Argissa is situated on the banks of the river Peneios, approximately 4,5 kilometres to the west of Larisa. The site was inhabited during the Neolithic and Bronze Ages, leaving behind cultural remains several metres thick. During excavations (1956) a layer 30-45 centimetres thick, at a depth of 8 metres, dating from the Pre-Pottery Neolithic, was located and is one of the few examples of this transitional period.

The houses of the first farmers and stock-rearers of Argissa were oval subterranean huts, dug partly in the ground. Post holes indicate that they were huts with walls made of posts. Floors were paved with clay or pebbles and had hearths.

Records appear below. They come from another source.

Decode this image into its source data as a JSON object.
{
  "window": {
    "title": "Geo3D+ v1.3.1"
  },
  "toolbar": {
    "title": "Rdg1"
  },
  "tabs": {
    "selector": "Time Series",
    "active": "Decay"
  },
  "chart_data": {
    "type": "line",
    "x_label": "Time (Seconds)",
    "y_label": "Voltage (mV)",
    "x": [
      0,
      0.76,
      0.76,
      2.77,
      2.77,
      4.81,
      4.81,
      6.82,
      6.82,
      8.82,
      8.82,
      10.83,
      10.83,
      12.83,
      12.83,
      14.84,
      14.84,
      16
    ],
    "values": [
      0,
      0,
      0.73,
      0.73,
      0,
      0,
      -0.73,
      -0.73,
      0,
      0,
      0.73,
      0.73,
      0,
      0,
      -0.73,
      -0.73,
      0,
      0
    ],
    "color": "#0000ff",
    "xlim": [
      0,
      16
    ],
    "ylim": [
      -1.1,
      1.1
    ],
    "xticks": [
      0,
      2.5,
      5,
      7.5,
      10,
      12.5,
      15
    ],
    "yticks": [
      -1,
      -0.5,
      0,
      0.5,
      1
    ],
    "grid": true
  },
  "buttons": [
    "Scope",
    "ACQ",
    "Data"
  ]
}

Blades of flint and bladelets of obsidian, tools of polished stone, bone tools, charred grains of cereals and pulses, and numerous animal bones constitute the mobiliary finds. A systematic study of the finds was necessary in order to reveal aspects of the economy, in a period when man passed to the controlled production of his food. A study of the stone tools has shown that obsidian reached Argissa in the form of cores, from which blades were cut off with the pression method. This method does not follow the tradition of the Mesolithic stone industry, which applied percussion techniques for the manufacture of blades and bladelets and must have originated from elsewhere, supporting the view that the Neolithic way of production was not gradually developed in Greece, but was imported from Asia Minor.